A professora Ingrid Maria de Oliveira Vaz afirma que os 130 alunos são da Zona Rural, filhos de cortadores de cana-de-açúcar e de empregadas domésticas, quase todos sem escolaridade para ajudar as crianças no dever de casa. Mesmo assim, a Laurindo de Castro registrou, em 2009, um Ideb (Índice de Desenvolvimento de Educação Básica) de 7,7, o maior do Nordeste.

O estudante Luiz Reis de Oliveira, de 7 anos, sai de casa às 6h30m, entra no ônibus escolar, e chega à escola apenas às 8h.

- Demora, mas aqui a gente aprende a ler, escrever e a contar. Eu gosto daqui - diz ele.
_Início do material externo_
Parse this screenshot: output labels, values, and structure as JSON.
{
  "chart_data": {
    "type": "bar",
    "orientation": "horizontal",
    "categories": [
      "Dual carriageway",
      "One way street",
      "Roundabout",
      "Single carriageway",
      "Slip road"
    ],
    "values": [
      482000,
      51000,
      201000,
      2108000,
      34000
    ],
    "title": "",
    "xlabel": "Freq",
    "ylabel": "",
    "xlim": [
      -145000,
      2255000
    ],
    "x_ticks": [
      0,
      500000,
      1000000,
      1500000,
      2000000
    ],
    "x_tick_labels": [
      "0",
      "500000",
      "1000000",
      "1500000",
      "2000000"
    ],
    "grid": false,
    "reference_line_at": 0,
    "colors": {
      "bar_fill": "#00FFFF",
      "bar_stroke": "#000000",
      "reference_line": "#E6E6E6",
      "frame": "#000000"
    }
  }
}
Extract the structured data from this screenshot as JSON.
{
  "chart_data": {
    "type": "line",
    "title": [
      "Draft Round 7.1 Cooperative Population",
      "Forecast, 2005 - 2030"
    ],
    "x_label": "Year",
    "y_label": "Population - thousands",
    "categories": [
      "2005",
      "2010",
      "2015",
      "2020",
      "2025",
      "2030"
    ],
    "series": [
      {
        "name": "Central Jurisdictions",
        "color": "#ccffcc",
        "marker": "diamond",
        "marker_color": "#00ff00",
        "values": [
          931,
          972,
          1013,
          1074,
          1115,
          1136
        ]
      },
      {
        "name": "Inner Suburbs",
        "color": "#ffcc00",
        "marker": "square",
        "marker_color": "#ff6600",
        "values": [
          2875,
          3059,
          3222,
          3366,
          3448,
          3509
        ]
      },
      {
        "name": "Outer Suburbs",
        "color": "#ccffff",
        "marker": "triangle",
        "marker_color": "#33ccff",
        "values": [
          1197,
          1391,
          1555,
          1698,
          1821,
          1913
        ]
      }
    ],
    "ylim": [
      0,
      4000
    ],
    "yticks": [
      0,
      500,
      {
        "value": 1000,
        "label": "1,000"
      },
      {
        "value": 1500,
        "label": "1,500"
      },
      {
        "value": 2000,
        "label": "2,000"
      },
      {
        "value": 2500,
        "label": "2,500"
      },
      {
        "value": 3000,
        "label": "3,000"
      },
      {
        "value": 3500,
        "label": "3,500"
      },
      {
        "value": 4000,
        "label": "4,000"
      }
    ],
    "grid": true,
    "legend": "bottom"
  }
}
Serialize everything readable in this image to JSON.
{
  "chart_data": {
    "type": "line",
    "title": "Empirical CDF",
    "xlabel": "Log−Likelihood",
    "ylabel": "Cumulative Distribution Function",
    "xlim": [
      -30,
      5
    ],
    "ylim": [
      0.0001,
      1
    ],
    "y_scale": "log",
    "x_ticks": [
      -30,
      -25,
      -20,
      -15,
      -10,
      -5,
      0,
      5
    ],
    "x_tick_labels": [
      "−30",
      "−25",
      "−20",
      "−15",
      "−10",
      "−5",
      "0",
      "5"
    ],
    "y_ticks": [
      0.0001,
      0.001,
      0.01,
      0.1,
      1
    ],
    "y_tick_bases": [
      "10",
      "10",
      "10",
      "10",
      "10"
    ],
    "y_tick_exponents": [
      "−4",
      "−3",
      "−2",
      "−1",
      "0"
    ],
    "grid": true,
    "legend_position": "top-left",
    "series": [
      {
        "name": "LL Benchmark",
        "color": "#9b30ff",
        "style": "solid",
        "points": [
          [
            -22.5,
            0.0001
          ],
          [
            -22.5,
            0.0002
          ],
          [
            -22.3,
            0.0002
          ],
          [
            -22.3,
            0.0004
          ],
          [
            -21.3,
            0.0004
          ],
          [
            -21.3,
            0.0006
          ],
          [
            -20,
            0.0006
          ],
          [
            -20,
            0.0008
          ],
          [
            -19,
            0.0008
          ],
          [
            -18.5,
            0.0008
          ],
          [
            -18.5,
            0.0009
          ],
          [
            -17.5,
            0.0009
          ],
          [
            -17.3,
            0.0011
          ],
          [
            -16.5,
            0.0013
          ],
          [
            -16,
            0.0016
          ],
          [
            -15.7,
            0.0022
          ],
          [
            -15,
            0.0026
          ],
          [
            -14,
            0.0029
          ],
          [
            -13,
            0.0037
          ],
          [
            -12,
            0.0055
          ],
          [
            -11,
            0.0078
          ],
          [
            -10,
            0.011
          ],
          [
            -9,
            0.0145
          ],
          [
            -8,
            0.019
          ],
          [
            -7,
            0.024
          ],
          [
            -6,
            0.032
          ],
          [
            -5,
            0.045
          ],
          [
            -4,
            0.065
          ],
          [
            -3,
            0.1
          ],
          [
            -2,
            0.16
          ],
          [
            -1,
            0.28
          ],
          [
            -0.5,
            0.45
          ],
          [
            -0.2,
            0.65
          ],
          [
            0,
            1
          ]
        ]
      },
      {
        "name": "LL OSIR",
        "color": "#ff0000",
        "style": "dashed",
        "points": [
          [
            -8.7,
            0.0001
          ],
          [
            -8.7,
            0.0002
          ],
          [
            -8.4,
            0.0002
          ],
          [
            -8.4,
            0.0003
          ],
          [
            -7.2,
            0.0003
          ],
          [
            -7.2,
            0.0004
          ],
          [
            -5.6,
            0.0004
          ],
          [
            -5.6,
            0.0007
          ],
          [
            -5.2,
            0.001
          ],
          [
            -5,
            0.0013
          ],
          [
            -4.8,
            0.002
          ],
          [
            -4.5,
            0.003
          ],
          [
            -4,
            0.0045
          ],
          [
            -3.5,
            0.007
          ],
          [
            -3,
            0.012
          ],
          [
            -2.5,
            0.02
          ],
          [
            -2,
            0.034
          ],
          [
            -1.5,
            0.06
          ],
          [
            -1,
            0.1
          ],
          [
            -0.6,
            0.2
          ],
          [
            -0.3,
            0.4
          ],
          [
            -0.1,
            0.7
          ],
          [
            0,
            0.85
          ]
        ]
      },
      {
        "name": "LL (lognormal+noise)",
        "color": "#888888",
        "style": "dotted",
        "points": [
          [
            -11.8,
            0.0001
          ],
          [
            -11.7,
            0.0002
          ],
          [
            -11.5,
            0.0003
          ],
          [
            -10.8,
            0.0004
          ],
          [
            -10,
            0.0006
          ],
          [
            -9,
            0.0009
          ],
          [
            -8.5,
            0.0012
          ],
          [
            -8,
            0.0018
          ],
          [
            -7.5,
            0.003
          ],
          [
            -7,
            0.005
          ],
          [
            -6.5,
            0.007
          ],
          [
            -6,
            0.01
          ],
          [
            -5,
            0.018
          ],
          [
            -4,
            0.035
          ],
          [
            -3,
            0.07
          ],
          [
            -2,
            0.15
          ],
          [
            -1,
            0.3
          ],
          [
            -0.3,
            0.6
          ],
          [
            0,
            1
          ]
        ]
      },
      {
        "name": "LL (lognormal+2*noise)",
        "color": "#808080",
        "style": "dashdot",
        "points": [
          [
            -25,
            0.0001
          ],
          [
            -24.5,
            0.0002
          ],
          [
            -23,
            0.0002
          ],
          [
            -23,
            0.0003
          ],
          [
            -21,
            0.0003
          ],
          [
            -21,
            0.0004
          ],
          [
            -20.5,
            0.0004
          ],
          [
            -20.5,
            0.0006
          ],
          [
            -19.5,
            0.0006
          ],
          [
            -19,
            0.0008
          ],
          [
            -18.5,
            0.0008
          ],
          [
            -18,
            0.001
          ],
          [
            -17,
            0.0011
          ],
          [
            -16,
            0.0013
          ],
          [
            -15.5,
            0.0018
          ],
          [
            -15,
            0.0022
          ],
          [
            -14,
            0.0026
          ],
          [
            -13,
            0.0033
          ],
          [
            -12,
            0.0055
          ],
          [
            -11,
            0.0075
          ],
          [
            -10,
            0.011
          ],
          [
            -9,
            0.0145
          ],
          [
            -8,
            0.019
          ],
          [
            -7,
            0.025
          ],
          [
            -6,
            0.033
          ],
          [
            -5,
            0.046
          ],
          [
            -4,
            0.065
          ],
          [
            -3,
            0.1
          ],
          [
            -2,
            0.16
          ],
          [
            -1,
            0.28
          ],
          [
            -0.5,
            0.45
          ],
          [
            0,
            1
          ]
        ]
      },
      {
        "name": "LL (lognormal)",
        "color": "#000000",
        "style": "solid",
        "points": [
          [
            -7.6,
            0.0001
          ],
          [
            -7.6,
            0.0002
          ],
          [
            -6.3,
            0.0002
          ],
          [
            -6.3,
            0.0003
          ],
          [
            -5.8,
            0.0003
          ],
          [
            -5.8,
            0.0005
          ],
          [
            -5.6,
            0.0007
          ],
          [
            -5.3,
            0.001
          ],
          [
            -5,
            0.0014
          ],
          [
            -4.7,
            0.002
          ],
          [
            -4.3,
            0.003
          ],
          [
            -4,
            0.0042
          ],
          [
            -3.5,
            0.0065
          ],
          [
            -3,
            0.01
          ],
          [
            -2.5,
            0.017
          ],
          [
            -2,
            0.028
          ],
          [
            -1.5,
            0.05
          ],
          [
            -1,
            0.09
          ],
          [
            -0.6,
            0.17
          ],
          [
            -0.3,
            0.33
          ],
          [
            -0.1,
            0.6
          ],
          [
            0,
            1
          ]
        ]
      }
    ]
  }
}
Ingrid conta que a escola tem muitos alunos de pais separados, de famílias desestruturadas, mas que dão muito apoio à formação dos filhos:

- Temos muitos alunos que moram com os avós, que são analfabetos, mas, mesmo analfabetos, pedem as tarefas, cobram e olham se as crianças estão respondendo às questões, apesar de não saberem do que tratam.

Praticamente não há rotatividade no corpo docente. A última mudança ocorreu há um ano e meio, quando uma adoeceu e se afastou do magistério. Os pais são participativos, mas, quando a direção os chama e eles não atendem, os professores ou a diretora vai até a casa.

- Se a família ou a criança está doente, vamos até lá saber o que está acontecendo - diz Ingrid.

O sinal de alerta para chamar os pais é quando surge algum aluno com problema grave de aprendizagem, de comportamento ou mais agressivo. Em muitos casos, os professores identificam que um desequilíbrio na família, como uma separação, e pedem que a mãe assista às aulas com a criança até que o transtorno passe, a fim de não atrapalhar o desempenho escolar. Também são oferecidas aulas de reforço ao aluno com dificuldades.

O diagnóstico imediato dos problemas e a solução rápida ajudam a explicar o sucesso. Quando percebem que o aluno está ficando para trás, professores continuam ministrando aulas para os demais, mas elaboram atividades separadamente para os estudantes em dificuldades. As avaliações são contínuas. Não se espera o resultado em provas no fim do mês para corrigir equívocos. No ano passado, apenas um aluno foi reprovado.

- Nosso segredo é a participação democrática. Todos os problemas são discutidos e resolvidos na mesinha que temos, com os professores e a diretora. A gente acredita no trabalho coletivo. Começamos com a educação dentro do ônibus escolar, na sala de aula, na hora da merenda - ensina a mestra.